Trypanosama cruzi INFECTION MODULATES DENDRITIC CELLS MATURATION, MHC CLASS II EXPRESSION AND T CELL PRIMING IN A STRAIN-SPECIFIC MANNER.

ALBA SOTO CATALINA, MIRKIN GERARDO, SOLANA MA. ELISA, FERNANDEZ ESPINOSA D, GONZALEZ-CAPPA STELLA M.

Buenos Aires, Argentina

Simposio; International Symposium on Dendritic Cells And Immunotherapy.; 2002

Maestria en Biología Molecular Médica, Universidad de Buenos Aires

Since dendritic cells (DC) represent de most potent APC for priming naïve T cells, they should play an important role in the elicitation of immune responses against Trypanosoma cruzi. We evaluated, on splenic DC isolated from mice infected with two T.cruzi strains with opposite biological behavior: the expression of MHCII and costimulatory molecules, the state of maturation and the ability to prime in vitro allogeneic T cells. Cell cytometry analysis showed that acute infection with the low virulence T.cruzi strain did not alter, but the high virulence strain down-regulated, the expression of MHCIImolecules. When the expression of CD80, CD86, CD40 and CD24 costimulatory molecules was evaluated, we observed that infection with both T.cruzi strains down-regulated the expression of CD86 molecules.

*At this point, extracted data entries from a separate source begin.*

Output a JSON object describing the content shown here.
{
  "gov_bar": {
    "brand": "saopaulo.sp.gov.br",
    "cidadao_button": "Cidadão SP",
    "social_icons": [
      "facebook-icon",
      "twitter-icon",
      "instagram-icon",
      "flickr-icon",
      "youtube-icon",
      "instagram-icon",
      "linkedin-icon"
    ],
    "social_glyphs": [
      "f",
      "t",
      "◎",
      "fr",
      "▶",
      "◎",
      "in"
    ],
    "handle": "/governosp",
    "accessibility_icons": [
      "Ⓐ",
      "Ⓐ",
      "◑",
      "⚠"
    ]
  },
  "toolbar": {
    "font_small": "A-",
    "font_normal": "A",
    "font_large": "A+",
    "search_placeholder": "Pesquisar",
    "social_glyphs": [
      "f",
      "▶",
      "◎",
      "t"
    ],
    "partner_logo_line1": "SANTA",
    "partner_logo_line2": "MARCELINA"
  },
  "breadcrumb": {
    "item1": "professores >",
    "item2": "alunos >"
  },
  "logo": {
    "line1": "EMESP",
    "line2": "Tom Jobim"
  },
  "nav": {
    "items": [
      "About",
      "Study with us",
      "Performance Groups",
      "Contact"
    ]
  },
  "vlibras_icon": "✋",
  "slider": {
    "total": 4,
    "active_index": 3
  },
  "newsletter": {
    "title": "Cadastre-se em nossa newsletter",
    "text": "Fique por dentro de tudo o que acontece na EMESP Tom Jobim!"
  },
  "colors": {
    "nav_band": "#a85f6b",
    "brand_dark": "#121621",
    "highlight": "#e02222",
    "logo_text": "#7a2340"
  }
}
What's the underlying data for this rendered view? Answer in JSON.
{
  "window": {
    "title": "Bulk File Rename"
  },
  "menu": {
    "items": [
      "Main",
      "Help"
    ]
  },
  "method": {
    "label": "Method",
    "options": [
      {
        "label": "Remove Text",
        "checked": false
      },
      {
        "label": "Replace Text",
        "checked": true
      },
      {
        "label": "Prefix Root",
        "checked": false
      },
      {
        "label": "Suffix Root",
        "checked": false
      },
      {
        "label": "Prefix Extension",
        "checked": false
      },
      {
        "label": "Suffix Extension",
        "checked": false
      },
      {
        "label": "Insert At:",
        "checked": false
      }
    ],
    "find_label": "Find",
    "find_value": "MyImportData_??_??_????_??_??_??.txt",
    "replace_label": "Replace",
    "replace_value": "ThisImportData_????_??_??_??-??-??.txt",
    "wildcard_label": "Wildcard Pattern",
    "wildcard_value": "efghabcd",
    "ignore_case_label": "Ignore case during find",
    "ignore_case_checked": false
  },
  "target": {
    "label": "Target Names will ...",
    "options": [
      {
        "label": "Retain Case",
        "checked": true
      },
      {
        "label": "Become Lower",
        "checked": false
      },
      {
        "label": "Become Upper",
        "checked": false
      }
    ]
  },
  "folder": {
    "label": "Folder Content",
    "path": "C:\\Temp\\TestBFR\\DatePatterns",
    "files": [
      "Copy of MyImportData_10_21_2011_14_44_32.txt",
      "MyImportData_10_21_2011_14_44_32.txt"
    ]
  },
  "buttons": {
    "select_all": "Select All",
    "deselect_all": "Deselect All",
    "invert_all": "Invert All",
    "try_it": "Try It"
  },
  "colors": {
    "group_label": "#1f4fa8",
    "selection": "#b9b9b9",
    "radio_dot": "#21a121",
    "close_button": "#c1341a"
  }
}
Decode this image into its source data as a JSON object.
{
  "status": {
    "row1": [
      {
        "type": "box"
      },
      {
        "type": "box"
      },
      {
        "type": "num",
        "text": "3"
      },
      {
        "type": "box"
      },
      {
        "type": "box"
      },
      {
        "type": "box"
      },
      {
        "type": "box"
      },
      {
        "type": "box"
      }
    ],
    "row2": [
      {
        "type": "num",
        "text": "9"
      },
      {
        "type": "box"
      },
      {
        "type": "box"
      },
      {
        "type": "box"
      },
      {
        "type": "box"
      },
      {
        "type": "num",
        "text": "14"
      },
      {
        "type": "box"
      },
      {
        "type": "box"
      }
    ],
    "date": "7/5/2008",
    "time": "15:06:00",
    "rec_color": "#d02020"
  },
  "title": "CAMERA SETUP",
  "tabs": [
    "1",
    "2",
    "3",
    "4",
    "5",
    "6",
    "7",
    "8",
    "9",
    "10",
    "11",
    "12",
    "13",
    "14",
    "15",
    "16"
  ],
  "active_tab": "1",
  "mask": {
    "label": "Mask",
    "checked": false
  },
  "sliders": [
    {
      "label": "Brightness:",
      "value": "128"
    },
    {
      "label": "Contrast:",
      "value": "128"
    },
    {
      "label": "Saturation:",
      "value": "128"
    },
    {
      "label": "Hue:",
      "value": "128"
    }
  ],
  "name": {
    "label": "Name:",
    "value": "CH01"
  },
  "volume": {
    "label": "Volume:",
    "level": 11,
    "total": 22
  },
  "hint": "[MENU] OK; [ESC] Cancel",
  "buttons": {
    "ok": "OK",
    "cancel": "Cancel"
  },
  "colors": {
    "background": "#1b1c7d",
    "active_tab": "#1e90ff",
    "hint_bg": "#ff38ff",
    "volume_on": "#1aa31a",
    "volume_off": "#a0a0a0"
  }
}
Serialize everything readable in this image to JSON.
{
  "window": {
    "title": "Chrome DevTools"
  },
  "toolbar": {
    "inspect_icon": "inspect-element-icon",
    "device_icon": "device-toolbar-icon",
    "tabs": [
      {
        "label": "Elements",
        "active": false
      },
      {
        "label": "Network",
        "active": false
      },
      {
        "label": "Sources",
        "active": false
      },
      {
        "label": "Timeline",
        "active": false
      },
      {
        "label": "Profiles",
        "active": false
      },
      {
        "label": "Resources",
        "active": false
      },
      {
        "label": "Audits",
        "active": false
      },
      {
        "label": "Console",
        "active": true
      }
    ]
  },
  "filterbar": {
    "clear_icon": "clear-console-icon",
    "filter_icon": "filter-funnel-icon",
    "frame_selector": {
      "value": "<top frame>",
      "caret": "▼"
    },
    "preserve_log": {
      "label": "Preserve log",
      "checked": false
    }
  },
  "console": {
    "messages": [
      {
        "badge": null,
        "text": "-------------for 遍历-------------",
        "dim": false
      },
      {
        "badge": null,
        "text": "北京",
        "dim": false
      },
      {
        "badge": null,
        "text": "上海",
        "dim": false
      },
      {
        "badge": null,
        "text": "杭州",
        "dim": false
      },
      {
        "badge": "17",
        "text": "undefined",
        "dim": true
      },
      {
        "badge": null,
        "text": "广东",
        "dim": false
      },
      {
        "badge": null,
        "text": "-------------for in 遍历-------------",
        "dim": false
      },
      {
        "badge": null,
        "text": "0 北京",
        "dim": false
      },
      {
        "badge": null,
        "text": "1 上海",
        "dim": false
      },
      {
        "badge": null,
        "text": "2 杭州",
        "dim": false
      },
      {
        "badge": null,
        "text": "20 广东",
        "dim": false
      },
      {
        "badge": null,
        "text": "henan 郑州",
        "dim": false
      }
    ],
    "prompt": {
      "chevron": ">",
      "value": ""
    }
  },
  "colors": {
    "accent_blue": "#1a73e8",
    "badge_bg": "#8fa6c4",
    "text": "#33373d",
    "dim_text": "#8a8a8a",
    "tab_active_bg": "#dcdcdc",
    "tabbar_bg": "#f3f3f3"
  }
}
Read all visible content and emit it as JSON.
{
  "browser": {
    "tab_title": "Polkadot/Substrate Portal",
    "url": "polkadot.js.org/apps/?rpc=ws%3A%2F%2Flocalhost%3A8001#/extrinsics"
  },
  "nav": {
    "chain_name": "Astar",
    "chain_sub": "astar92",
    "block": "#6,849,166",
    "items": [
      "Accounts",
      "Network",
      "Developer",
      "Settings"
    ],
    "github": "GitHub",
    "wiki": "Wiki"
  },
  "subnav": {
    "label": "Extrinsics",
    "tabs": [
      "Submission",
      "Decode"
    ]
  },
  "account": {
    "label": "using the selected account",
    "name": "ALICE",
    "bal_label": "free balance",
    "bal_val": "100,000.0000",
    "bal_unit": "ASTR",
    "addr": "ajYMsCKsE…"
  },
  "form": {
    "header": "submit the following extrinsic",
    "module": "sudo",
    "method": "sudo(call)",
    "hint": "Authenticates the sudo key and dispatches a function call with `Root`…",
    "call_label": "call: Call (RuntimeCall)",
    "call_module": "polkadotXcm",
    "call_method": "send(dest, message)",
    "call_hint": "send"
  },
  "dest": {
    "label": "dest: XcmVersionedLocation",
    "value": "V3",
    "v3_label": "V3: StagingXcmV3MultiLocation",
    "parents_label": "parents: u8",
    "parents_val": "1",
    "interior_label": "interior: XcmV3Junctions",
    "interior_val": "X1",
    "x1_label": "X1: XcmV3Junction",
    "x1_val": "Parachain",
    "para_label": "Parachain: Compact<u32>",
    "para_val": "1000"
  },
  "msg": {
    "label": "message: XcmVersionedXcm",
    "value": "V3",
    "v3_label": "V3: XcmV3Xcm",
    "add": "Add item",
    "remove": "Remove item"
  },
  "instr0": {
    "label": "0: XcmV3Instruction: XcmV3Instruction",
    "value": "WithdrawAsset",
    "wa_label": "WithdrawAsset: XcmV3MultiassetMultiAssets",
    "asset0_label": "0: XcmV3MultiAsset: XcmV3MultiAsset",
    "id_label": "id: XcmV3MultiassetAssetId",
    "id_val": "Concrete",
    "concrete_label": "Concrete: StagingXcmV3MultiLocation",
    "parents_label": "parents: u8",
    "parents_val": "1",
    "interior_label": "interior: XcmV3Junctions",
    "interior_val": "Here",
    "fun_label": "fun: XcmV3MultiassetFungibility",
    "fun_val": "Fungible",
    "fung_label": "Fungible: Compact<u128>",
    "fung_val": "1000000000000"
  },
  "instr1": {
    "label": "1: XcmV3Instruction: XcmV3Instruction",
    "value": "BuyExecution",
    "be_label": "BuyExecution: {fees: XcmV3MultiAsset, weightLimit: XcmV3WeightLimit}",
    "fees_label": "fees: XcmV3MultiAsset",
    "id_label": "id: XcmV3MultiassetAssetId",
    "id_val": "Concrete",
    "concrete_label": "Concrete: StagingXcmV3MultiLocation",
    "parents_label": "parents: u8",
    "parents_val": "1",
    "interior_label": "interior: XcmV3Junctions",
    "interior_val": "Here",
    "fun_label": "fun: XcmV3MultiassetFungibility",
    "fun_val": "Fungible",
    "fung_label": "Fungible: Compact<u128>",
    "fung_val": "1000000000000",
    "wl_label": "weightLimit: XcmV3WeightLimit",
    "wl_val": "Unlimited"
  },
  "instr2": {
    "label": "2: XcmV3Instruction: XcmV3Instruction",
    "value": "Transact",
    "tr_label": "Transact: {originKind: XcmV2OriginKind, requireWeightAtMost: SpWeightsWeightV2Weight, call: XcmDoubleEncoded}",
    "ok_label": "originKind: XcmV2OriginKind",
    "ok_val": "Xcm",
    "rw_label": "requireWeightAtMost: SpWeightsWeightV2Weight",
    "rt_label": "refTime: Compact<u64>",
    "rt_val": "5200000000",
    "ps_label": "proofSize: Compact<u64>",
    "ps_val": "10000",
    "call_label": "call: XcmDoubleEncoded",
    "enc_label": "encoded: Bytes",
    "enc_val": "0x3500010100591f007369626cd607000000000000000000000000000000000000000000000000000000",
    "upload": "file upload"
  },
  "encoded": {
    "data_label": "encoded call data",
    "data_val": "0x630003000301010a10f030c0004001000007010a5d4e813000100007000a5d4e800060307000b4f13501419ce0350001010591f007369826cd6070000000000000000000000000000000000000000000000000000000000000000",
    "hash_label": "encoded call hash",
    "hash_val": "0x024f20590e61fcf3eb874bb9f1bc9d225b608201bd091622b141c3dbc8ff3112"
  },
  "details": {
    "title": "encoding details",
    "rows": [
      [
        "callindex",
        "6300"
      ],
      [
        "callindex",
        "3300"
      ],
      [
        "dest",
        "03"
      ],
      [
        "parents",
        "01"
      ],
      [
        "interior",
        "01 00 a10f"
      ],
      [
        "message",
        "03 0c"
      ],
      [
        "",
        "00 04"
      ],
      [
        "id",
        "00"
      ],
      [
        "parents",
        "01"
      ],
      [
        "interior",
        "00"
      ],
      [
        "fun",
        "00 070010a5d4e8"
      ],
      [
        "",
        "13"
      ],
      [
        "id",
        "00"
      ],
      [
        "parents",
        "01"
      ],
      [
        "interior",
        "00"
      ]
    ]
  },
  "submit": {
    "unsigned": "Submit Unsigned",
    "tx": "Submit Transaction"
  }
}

After 12 hours of culture, splenic DC isolated from high virulence strain infected mice formed lower homotypic clusters (a close correlate to their maturation sate) than DC from mice infected with the low virulence strain. Next, we performed a mixed lymphocyte reaction using irradiated DC from infected and control C3H/HeNk mice as stimulators and purified CD4 and CD8 T cells from C57Bl/6b mice as responders. Both allogeneic T cells subsets co-cultured with DC from control and low virulence strain infected mice readily proliferated, whereas those cocultured with DC from the high virulence strain infected mice were unresponsive. The low expression of MHCII molecules and cluster formation might indicate that infection with the virulent strain induces maturation abnormalities of DC. Moreover, DC obtained from mice infected with this strain fail to induce in vitro priming of alloreactive T cells reflecting alterations of ag-presenting function. This results show for the first time that T.cruzi infection affects biological properties of DC in vivo and that  modulation of DC function is accomplished in a strain-specific manner since only the high virulence strain disminishes on DC´s their T cell activating  capacity.